# @match type?

I’m utterly confused why the following code doesn’t produce identical results (i.e. selecting on type with @match (Match.jl) or if…elseif…end). With @match (get_fmt1) regardless of the actual type, always an integer type is matched…? More insight much appreciated.

``````using Match

function get_fmt1(a)
T = typeof(a)
S = supertype(T)
println("Ta, Sa = \$T, \$S")
fmt(a) = @match S begin
# Signed => "d"
Integer || Signed || Unsigned || Bool || BigInt => "d"
AbstractFloat                           => "f"
AbstractString                          => "s"
_,Any                                   => "s"
end
fmt(a)
end

function get_fmt2(a)
T = typeof(a)
S = supertype(T)
# println("Ta, Sa = \$T, \$S")
if S in [Integer Signed Unsigned Bool BigInt ] return "d"
elseif S == AbstractFloat   return "f"
elseif S == AbstractString  return "s"
else return "o"
end
end

trials = [ 1 1.0 "Foo" Inf ]

println("FMT 1")
for a in  trials
Ta = typeof(a)
Sa = supertype(Ta)
println("a, Ta, Sa = \$a, \$Ta, \$Sa")
println("fmt a = ", get_fmt1(a))
end

println("FMT 2")
for a in  trials
Ta = typeof(a)
Sa = supertype(Ta)
println("a, Ta, Sa = \$a, \$Ta, \$Sa")
println("fmt a = ", get_fmt2(a))
end
``````

It seems that `@match` handles types not as values, and expressions like

``````julia>  macroexpand(:(@match S begin
AbstractFloat => "f"
Integer  => "d"
AbstractString => "s"
_ => "s"
end))
quote  # REPL[53], line 2:
"f"
end
``````

always return the first match. You may want open an issue on Github for the library, to see if this is intended or a bug.

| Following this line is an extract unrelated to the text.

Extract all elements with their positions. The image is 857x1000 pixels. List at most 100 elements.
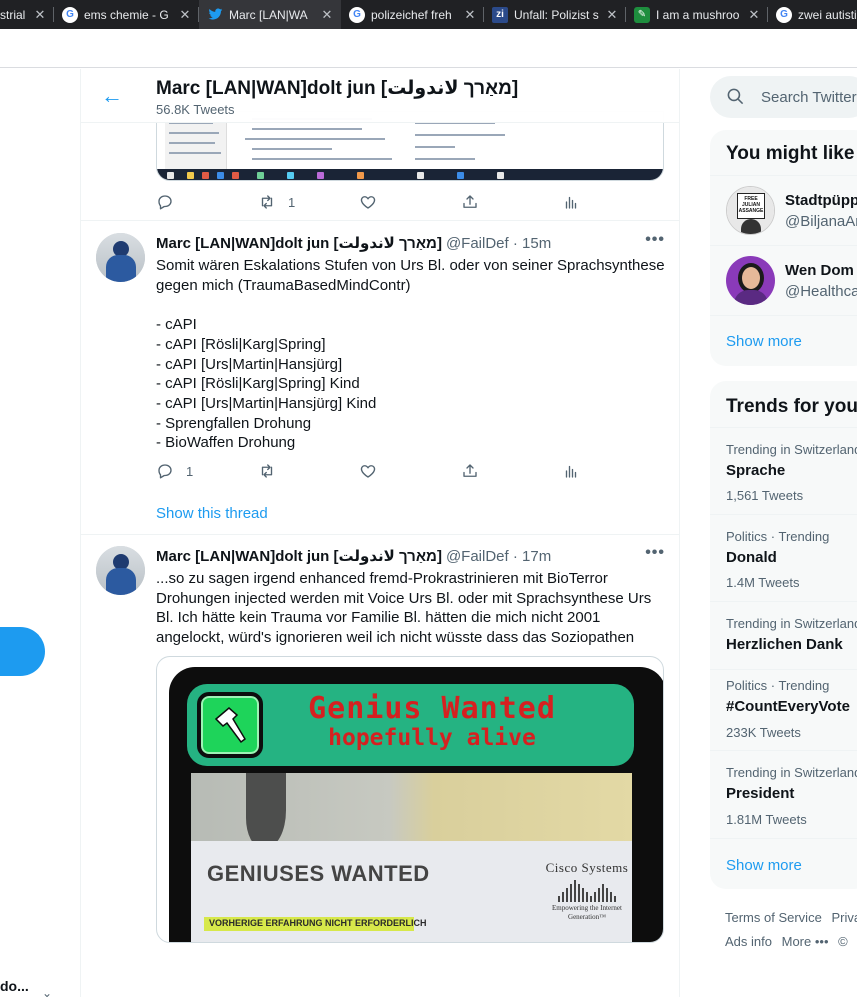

In the meantime, you can work around the problem with

``````function type_letter(S)
@match S begin
_::Type{Integer} || _::Type{Signed} || _::Type{Unsigned} ||
_::Type{Bool} || _::Type{BigInt} => "d"
_::Type{AbstractFloat} => "f"
_::Type{AbstractString} => "s"
_ => "s"
end
end
``````

which works as

``````julia>  [type_letter(supertype(typeof(x))) for x in [1 1.0 "Foo" Inf]]
1×4 Array{String,2}:
"d"  "f"  "s"  "f"
``````

Finally, while your actual use case may differ from the MWE, I am not sure that pattern matching is the best way to approach this.

@Tamas_Papp The “Julia proper way” would be to dispatch `type_letter(S)` on `typeof(S)` (…you notice I’m coming from the Python world…), the match behavior still seems problematic to me – I have posted an issue to the Match.jl github repos.

I think that `type_letter` dispatches on a type, see the example below it. Depending on how you plan to extend this, consider something like

``````type_letter{T <: Integer}(::Type{T}) = "d"
type_letter(::Type{AbstractFloat}) = "f"
type_letter(::Type{AbstractString}) = "s"
type_letter(_) = "s"            # fallback

get_fmt{T}(a::T) = type_letter(supertype(T))
``````

Also, depending on your use case, consider

``````get_fmt{T <: AbstractFloat}(x::T) = "f"
get_fmt{T <: Integer}(x::T) = "d"
get_fmt{T <: AbstractString}(x::T) = "s"
get_fmt(x) = "s"                # fallback

get_fmt.([1 1.0 "Foo" Inf])
``````

@Tamas_Papp The true julian/dispatch (very un-pythonic/test) way. Thanks.